Donald Trump hasn’t yet secured the Republican nomination, let alone won an election, but there’s one conflict he seems to be winning right now:The American’s left’s war on free speech. As Trump soars, the voices of political correctness are in retreat:
Cathy Cuthbertson once worked at what might be thought of as a command post of political correctness — the campus of a prestigious liberal arts college in Ohio.
“You know, I couldn’t say ‘Merry Christmas.’ And when we wrote things, we couldn’t even say ‘he’ or ‘she,’ because we had transgender. People of color. I mean, we had to watch every word that came out of our mouth, because we were afraid of offending someone, but nobody’s afraid of offending me,” the former administrator said.

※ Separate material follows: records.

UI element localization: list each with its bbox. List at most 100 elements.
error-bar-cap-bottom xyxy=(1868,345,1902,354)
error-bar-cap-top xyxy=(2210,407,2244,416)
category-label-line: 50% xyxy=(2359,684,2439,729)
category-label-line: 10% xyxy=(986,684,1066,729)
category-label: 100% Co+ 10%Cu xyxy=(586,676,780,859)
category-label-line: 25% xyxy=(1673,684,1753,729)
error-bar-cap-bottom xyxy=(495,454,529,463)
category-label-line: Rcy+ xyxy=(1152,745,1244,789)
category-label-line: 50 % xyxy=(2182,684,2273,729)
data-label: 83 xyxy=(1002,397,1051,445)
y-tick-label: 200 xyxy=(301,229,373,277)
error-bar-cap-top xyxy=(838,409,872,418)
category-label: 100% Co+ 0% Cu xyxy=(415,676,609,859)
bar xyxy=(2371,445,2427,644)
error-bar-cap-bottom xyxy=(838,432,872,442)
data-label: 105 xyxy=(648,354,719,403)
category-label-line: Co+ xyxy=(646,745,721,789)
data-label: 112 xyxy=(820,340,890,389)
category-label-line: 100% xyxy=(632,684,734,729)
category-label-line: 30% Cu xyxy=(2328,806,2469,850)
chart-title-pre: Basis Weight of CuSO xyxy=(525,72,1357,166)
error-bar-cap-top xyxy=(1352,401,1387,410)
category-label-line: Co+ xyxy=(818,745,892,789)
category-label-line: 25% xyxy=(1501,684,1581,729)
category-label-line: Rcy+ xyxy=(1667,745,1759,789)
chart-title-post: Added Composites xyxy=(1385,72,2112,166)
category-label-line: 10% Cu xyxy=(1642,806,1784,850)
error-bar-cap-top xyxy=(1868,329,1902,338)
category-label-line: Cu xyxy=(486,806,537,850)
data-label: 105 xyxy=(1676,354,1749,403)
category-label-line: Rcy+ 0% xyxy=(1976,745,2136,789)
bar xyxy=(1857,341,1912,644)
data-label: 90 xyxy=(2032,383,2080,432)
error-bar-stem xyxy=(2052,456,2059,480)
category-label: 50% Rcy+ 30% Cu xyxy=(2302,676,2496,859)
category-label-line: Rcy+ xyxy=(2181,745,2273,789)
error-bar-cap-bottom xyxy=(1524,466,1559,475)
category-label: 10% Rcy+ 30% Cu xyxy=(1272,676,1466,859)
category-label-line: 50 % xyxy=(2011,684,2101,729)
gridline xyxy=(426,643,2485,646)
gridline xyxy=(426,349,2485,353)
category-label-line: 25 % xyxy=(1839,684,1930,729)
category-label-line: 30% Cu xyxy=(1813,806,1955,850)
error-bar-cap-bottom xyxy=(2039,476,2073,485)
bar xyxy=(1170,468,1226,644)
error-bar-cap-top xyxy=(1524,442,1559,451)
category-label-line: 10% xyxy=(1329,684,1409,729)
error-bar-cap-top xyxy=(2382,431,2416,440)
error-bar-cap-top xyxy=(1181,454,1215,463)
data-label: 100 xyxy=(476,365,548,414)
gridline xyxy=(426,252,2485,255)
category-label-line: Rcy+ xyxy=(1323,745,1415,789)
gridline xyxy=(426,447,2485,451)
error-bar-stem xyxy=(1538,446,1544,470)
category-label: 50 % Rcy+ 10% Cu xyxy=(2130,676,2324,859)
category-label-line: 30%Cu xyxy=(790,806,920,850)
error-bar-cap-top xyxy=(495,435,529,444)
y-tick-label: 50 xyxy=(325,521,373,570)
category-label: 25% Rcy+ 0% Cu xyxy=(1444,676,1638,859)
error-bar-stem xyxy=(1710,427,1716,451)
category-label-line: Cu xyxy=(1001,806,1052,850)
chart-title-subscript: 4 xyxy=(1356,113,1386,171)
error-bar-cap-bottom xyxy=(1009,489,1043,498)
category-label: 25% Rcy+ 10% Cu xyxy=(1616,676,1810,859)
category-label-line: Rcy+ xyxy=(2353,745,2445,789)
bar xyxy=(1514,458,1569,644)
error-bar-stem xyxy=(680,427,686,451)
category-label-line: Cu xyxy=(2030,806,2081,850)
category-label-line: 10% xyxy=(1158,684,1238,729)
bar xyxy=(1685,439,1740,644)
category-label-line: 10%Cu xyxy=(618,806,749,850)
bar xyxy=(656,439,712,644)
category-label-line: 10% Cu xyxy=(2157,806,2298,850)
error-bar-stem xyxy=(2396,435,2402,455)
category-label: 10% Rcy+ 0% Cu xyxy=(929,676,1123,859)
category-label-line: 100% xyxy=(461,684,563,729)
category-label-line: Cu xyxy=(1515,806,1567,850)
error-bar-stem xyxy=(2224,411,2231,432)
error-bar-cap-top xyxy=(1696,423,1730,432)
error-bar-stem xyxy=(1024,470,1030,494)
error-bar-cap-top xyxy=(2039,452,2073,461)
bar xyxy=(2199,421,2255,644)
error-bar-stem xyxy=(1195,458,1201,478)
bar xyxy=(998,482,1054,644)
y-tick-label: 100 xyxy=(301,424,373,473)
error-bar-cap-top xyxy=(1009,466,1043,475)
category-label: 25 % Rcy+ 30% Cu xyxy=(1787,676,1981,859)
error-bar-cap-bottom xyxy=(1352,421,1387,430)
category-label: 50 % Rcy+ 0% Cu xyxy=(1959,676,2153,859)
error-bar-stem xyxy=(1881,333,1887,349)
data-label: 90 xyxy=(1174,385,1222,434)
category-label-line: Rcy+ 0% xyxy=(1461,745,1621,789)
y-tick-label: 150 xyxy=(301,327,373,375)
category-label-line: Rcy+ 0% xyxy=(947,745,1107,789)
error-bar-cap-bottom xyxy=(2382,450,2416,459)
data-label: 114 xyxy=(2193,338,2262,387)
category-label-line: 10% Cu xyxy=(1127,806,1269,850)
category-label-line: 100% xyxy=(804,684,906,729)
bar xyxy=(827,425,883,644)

All of which helps explain why the 63-year-old grandmother showed up at a recent Donald Trump rally in Hilton Head Island, S.C., where she moved when she retired a year ago.
The Republican front-runner is “saying what a lot of Americans are thinking but are afraid to say because they don’t think that it’s politically correct,” she said. “But we’re tired of just standing back and letting everyone else dictate what we’re supposed to think and do.”
In the 2016 Republican presidential primary season, “political correctness” has become the all-purpose enemy. The candidates have suggested that it is the explanation for seemingly every threat that confronts the country: terrorism, illegal immigration, an economic recovery that is leaving many behind, to name just a few.
Trump’s focus has been, for the most part, about restoring economic greatness to America. But in the process of doing that, he may be restoring sanity to political discourse.